Перед простотой и настойчивостью, с которой прозвучала эта просьба, я не смогла устоять. Бывает, что, выбравшись из скорлупы собственных терзаний, понимаешь, что другому ничуть не лучше твоего. К сожалению, такое случается нечасто. Своя боль гораздо весомее.
День был пасмурным. Когда мы прошли к столику почти у самого океана, я ощутила легкий озноб. Мечта о прогулке в красном платье в реальности обернулась неудобствами и смущением. Я привлекала слишком много внимания, и только широкополая соломенная шляпа создавала защитный барьер. Эл трепетно придерживал меня за плечи, и я силилась улыбаться скорее для него, чем для себя.

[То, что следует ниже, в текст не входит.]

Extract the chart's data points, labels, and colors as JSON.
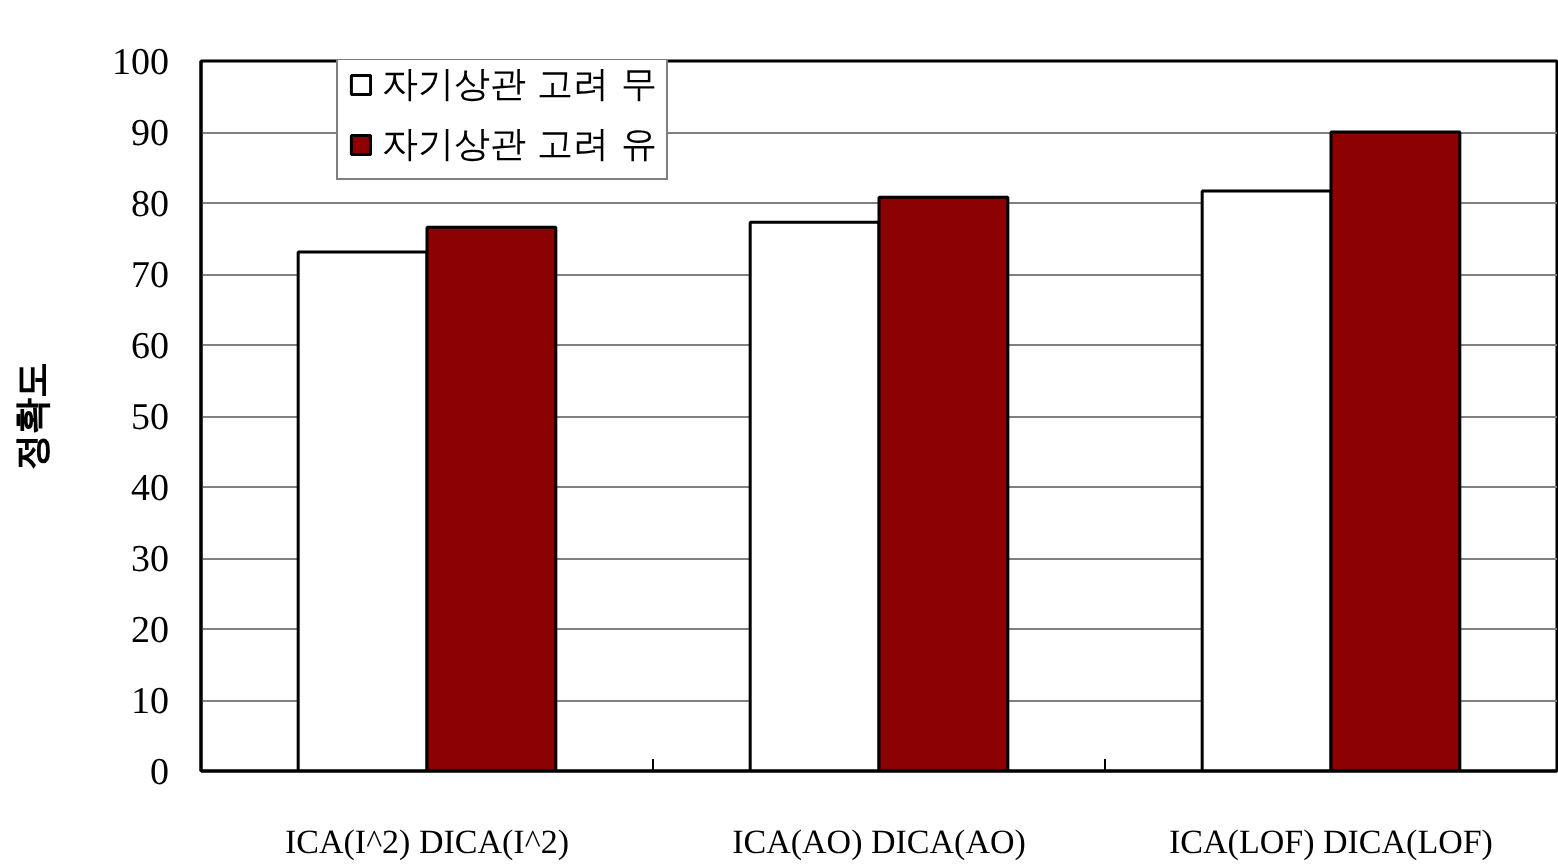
{
  "chart_data": {
    "type": "bar",
    "ylabel": "정확도",
    "categories": [
      "ICA(I^2) DICA(I^2)",
      "ICA(AO) DICA(AO)",
      "ICA(LOF) DICA(LOF)"
    ],
    "series": [
      {
        "name": "자기상관 고려 무",
        "color": "#ffffff",
        "values": [
          73.1,
          77.3,
          81.7
        ]
      },
      {
        "name": "자기상관 고려 유",
        "color": "#8b0000",
        "values": [
          76.6,
          80.8,
          90.0
        ]
      }
    ],
    "ylim": [
      0,
      100
    ],
    "yticks": [
      0,
      10,
      20,
      30,
      40,
      50,
      60,
      70,
      80,
      90,
      100
    ],
    "grid": "y",
    "legend": "top left"
  }
}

— Распрями чуть спинку, — сказал он, когда мы сели друг напротив друга и шустрый официант веером выложил перед нами затертые листы меню. — Ты такая красивая, не забывай.
Я нервно улыбнулась.
— Холодно.
Эл достал из нашей пляжной сумки легкий хлопчатобумажный плед, который взял с собой на случай, если мы вдруг захотели бы полежать на песке. Я приняла его, накрылась и наконец ощутила облегчение. Шляпа и накидка стали моим временным «домиком». Так-то лучше.
— Труди, тебе тут нравится? — Эл облокотился о столик, пристально глядя на меня.
— Тут, в баре?
— Тут, на Цейлоне. На острове, который славится тропическими лесами, засушливыми равнинами, горными плато и песчаными пляжами.

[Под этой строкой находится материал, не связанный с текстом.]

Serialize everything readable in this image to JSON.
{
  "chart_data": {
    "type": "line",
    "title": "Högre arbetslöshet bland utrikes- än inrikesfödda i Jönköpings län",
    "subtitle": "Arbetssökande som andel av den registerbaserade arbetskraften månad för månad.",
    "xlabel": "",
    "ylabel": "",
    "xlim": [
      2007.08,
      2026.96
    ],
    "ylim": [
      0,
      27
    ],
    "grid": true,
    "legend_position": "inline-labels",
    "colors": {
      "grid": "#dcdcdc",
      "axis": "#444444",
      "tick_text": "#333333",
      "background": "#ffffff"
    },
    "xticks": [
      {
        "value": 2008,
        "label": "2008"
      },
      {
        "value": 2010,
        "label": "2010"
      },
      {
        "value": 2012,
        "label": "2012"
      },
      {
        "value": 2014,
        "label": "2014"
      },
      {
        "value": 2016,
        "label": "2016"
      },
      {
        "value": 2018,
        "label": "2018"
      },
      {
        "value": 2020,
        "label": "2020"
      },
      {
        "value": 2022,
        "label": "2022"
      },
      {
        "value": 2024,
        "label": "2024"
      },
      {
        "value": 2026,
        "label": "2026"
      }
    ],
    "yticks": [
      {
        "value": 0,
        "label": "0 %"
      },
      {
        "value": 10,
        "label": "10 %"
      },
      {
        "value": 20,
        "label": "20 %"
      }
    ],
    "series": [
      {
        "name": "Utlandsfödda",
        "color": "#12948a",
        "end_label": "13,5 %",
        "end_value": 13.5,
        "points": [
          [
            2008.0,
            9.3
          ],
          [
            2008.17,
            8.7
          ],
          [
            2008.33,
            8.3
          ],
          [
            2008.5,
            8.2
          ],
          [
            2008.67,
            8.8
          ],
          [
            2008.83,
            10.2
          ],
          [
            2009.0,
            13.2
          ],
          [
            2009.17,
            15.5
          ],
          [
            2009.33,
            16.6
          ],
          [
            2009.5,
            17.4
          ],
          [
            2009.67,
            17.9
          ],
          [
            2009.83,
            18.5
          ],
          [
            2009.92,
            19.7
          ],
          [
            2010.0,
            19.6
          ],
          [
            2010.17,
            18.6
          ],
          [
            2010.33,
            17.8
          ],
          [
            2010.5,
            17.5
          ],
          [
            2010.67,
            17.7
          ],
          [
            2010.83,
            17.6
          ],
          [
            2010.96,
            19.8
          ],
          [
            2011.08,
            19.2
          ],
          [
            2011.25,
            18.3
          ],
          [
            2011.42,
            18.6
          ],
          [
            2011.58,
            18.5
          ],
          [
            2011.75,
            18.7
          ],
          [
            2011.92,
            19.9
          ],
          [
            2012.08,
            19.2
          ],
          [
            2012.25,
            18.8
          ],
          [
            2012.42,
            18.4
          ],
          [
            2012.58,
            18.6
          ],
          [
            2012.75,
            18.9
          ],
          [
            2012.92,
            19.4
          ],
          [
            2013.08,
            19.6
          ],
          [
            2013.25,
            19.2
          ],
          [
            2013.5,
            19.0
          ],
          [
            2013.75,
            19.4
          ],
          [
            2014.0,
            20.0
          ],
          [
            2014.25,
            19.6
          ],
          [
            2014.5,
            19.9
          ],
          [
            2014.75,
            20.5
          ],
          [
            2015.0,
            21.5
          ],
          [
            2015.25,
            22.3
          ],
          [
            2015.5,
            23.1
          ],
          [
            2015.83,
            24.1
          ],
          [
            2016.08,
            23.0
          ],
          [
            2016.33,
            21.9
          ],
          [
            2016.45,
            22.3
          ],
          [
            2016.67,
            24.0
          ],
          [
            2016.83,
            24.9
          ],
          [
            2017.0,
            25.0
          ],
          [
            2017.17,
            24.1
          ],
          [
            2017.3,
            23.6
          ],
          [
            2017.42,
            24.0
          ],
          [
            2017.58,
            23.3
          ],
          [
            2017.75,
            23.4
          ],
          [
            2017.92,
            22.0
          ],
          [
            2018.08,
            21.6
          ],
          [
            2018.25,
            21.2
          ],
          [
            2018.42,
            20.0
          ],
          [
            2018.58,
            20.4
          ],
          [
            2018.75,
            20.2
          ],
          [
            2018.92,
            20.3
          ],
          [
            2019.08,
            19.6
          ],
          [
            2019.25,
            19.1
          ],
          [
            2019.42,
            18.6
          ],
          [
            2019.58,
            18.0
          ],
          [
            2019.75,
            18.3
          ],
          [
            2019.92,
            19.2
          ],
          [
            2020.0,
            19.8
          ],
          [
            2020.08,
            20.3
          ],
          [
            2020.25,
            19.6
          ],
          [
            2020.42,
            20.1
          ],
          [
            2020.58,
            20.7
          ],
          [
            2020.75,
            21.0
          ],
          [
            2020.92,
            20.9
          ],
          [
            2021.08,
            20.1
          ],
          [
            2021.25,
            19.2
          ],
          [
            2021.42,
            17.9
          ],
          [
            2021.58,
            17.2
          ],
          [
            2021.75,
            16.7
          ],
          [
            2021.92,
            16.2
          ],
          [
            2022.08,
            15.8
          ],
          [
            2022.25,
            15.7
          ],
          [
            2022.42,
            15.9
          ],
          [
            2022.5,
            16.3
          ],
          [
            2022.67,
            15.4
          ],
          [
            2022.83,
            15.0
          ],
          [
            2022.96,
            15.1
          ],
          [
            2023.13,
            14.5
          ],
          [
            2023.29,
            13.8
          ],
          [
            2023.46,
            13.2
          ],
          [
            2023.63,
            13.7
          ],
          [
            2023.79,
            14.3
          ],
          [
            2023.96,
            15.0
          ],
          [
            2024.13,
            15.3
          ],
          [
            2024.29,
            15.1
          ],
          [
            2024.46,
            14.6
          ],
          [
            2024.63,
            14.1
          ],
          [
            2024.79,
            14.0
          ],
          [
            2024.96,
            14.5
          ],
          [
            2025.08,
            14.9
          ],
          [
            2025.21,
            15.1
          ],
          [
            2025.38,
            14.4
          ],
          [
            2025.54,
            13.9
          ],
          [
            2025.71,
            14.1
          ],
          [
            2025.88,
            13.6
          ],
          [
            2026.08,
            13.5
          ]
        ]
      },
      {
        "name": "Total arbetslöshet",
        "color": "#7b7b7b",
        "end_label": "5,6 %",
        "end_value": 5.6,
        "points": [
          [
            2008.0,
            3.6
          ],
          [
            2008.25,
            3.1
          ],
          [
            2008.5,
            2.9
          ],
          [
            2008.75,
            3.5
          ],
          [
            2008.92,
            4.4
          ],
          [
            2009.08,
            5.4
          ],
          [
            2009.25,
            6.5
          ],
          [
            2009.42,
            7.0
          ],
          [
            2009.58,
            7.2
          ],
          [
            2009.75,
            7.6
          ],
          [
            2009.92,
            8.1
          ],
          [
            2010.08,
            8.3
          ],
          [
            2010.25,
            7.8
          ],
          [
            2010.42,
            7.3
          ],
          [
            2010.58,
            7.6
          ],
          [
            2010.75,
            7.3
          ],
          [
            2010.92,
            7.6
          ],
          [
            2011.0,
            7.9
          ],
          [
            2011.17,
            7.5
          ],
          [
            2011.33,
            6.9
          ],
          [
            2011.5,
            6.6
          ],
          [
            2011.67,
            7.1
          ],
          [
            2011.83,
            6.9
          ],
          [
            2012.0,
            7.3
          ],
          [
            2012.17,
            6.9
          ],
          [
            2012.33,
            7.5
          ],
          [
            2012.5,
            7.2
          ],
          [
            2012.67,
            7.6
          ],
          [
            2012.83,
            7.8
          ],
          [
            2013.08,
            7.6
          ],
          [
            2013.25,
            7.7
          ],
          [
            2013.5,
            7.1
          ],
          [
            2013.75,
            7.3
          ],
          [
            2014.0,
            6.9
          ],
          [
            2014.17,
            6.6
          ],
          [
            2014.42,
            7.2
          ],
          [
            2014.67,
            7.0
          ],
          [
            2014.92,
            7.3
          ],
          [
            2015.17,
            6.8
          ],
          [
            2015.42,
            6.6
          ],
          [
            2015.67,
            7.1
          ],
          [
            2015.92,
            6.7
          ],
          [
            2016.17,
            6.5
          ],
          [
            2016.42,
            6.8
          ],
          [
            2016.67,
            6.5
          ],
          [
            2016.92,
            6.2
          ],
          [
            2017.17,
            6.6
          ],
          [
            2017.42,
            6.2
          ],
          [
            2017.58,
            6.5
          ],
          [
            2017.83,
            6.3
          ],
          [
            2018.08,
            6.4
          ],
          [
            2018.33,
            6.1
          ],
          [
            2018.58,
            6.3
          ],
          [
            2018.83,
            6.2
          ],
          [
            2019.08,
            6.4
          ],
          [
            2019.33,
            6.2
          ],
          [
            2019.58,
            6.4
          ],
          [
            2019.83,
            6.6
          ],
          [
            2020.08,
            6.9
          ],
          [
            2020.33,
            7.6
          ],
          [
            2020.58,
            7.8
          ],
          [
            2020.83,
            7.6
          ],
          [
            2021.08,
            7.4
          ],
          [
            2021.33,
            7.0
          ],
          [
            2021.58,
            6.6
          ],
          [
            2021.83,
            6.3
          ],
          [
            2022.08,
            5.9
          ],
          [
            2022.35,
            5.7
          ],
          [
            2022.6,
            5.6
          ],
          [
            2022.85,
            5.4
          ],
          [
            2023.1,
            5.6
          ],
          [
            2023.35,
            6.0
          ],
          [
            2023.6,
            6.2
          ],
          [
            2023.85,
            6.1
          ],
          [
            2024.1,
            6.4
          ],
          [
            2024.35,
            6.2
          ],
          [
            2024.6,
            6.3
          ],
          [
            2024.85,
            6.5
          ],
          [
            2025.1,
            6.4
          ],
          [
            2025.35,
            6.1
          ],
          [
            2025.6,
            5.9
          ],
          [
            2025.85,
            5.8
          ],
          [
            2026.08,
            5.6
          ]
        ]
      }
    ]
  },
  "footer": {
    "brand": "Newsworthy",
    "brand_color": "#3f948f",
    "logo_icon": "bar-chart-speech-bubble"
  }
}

— Скорее нет, чем да. Почему ты спрашиваешь? — ответила я резче, чем Эл того заслуживал.
— Да так.
Он заметно расстроился и, сложив салфетку, лежащую на столе, принялся разглаживать сгиб ногтем.
— Нет, все-таки ты зачем-то спрашивал, — не унималась я, понимая, что испортила момент.
— Не бери в голову, Труди. Это, в сущности, пустяки.
— Ты об этом советовался тогда с Джессикой? — вырвалось у меня.
Эл переменился в лице. Зря я это сказала. В глазах у него возник правомерный вопрос.
— Как ты узнала? Ведь вы с Джесс не разговариваете.
— Услышала. Случайно. Не хотела подслушивать. Но так вышло. Что мне было делать? Знаешь, не так просто перестать слушать, если начал.
— Наверное. — Эл поморщился. — Я не хотел на тебя давить. Если тебе тут не нравится, то и говорить не о чем. — Он грустно улыбнулся и стал размахивать широченными ручищами в попытке привлечь официанта и сменить тему.
— Мне, Эл, нигде не нравится. Это какая-то зашоренность натуры.
Я по-прежнему жалела об испорченном моменте. Думала о той детской радости, с которой Эл начал разговор.
— Ты не зашоренная, Труди. Ты столько прочитала, столько знаешь. И ты ведь пишешь!
— Бестолковую фигню.
— Те статьи, что ты мне показывала, — они великолепны.
— Знаешь теорему о бесконечных обезьянах?
— Нет.
— Так вот, считается, что абстрактная обезьяна, беспорядочно ударяющая по клавиатуре в течение неограниченного количества времени, рано или поздно напечатает «Гамлета». И хотя вероятность того, что она слово в слово передаст драму Шекспира, настолько мала, что ей не хватило бы времени с момента зарождения Вселенной до наших дней, но в течение неограниченного срока это непременно случится! Эта вероятность рассчитана математически и доказана. — Я изображала профессора Стэнфорда.